The following table shows the system defaults for various Solaris releases
Solaris | Soft limit (rlim_fd_cur) | Hard limit (rlim_fd_max) |
---|---|---|
2.6 & 7 | 64 | 1024 |
8 | 256 | 1024 |
9 & 10 | 256 | 65536 |
In order to increase the 'soft' (rlim_fd_cur
) and 'hard' (rlim_fd_max
) limits it is necessary to directly edit the root /etc/system
file. For example:
To set the soft limit of the number of file descriptors per process to 1024:
set rlim_fd_cur = 1024
To set the hard limit of the number of file descriptors per process to 8192:
set rlim_fd_max = 8192
<>If you face the 'too many open files' error here are a few things you can try to identify the source of the problem:
- Check current limits.
- Check the limits of a running process.
- Tracking a possible file descriptors leak.
- Tracking open files in real time.
Check current limits
Using the ulimit -a
command we can list the current limitations of the current session. The interesting field to notice is the nofile(s)
. Any process started by the current shell will inherit the limits by default.
For example, in Solaris:
# ulimit -a time(seconds) unlimited file(blocks) unlimited data(kbytes) unlimited stack(kbytes) 8192 coredump(blocks) unlimited nofiles(descriptors) 256 vmemory(kbytes) unlimited
If the limit is too small, you may want to increase it using the ulimit
command with the -n
option, then relauch your application.
Check limits of a running process
There are some system calls that allow you to change the current limits of a process while it is running. Therefore the values might be different from the default ones inherited from the shell. To check the current settings for a running process you can investigate the /proc
environment for the process
Under Solaris, we can use the plimit
command. For example:
plimit 28903 28903: ksh -o vi resource current maximum time(seconds) unlimited unlimited file(blocks) unlimited unlimited data(kbytes) unlimited unlimited stack(kbytes) 8192 unlimited coredump(blocks) unlimited unlimited nofiles(descriptors) 256 65536 vmemory(kbytes) unlimited unlimited
Limit of file descriptors will show as 'nofiles(descriptors)'
Tracking possible file descriptor leaks
By regularly checking you would see the number growing on and on in case of a leak. However, keep in mind that the number of files descriptors growing does not always indicate a leak.
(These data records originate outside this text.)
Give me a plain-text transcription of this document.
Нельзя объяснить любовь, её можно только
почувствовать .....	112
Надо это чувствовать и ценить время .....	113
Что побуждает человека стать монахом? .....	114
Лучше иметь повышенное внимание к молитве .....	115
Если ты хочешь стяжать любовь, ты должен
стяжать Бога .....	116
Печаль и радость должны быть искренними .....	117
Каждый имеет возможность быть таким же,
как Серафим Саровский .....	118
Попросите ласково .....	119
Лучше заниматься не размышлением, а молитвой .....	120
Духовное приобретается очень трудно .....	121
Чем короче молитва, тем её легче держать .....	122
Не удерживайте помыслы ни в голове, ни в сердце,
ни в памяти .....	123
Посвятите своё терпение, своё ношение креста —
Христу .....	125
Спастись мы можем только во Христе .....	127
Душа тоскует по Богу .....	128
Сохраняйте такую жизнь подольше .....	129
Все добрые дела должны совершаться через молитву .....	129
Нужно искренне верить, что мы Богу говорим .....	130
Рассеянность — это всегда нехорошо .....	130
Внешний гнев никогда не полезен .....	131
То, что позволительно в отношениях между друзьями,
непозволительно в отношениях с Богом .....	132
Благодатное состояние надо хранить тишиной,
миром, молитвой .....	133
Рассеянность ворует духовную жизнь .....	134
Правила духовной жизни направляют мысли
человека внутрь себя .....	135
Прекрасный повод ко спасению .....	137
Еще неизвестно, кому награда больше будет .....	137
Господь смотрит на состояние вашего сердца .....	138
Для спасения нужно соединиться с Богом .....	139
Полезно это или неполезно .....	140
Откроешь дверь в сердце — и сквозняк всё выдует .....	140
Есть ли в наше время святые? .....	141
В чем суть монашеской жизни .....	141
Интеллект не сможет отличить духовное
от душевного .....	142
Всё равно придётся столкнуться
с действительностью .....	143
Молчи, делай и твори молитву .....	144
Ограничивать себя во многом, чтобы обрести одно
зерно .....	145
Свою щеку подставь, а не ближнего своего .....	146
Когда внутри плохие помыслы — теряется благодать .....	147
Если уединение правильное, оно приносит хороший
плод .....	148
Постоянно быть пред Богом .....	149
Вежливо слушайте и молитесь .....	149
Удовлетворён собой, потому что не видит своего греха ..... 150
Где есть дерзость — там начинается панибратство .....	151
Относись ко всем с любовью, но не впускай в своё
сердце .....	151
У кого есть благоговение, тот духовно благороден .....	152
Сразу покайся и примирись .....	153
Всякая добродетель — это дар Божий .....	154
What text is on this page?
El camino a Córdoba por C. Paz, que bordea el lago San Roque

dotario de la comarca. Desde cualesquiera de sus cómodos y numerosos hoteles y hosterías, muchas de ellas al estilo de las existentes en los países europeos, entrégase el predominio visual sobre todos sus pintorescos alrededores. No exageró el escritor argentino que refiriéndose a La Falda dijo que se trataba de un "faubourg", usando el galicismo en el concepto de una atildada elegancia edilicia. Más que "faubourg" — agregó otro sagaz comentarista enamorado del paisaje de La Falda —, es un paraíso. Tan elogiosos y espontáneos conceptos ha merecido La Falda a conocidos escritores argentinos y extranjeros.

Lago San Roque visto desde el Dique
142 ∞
It might simply be that the process needs to open a lot of files.
There are multiple ways to do this. The easiest is simply to investigate the '/proc' virtual file system to check how many files are opened by the process.
Under Solaris we can use ls /proc/<pid>/fd
and pfiles <pid>
. For example:
# ls -al /proc/29803/fd/ total 19 dr-x------ 2 root root 8208 May 31 10:40 . dr-x--x--x 5 root root 864 May 31 10:40 .. c--------- 1 mc84838 staff 24, 2 May 31 10:41 0 c--------- 1 mc84838 staff 24, 2 May 31 10:41 1 c--------- 1 mc84838 staff 24, 2 May 31 10:41 2
Whilst the ls /proc/<pid>/fd
is fast it may not tell you which files are actually opened. Finding the list of open files with their names for a running process can be done using the pfiles <pid>
. For example:
# pfiles 29803 29803: ksh -o vi Current rlimit: 256 file descriptors 0: S_IFCHR mode:0620 dev:270,0 ino:12582920 uid:84838 gid:10 rdev:24,2 O_RDWR|O_NOCTTY|O_LARGEFILE /devices/pseudo/pts@0:2 1: S_IFCHR mode:0620 dev:270,0 ino:12582920 uid:84838 gid:10 rdev:24,2 O_RDWR|O_NOCTTY|O_LARGEFILE /devices/pseudo/pts@0:2 2: S_IFCHR mode:0620 dev:270,0 ino:12582920 uid:84838 gid:10 rdev:24,2 O_RDWR|O_NOCTTY|O_LARGEFILE /devices/pseudo/pts@0:2
Tracking open files in real time
Tracking file descriptors usage in real time means that you have to monitor both the open()
and close()
system calls. To be more accurate you can use the same method to also track system calls like dup()
and others like socket()
that would create a new file descriptor.
To track in real time the usage of file descriptors you can use a Solaris debugger like dbx
. You can also use system tools like dtrace
or use system traces if available.
The preferred choice would be to use system tools as these are actually executing within kernel thus avoiding delays caused by debuggers.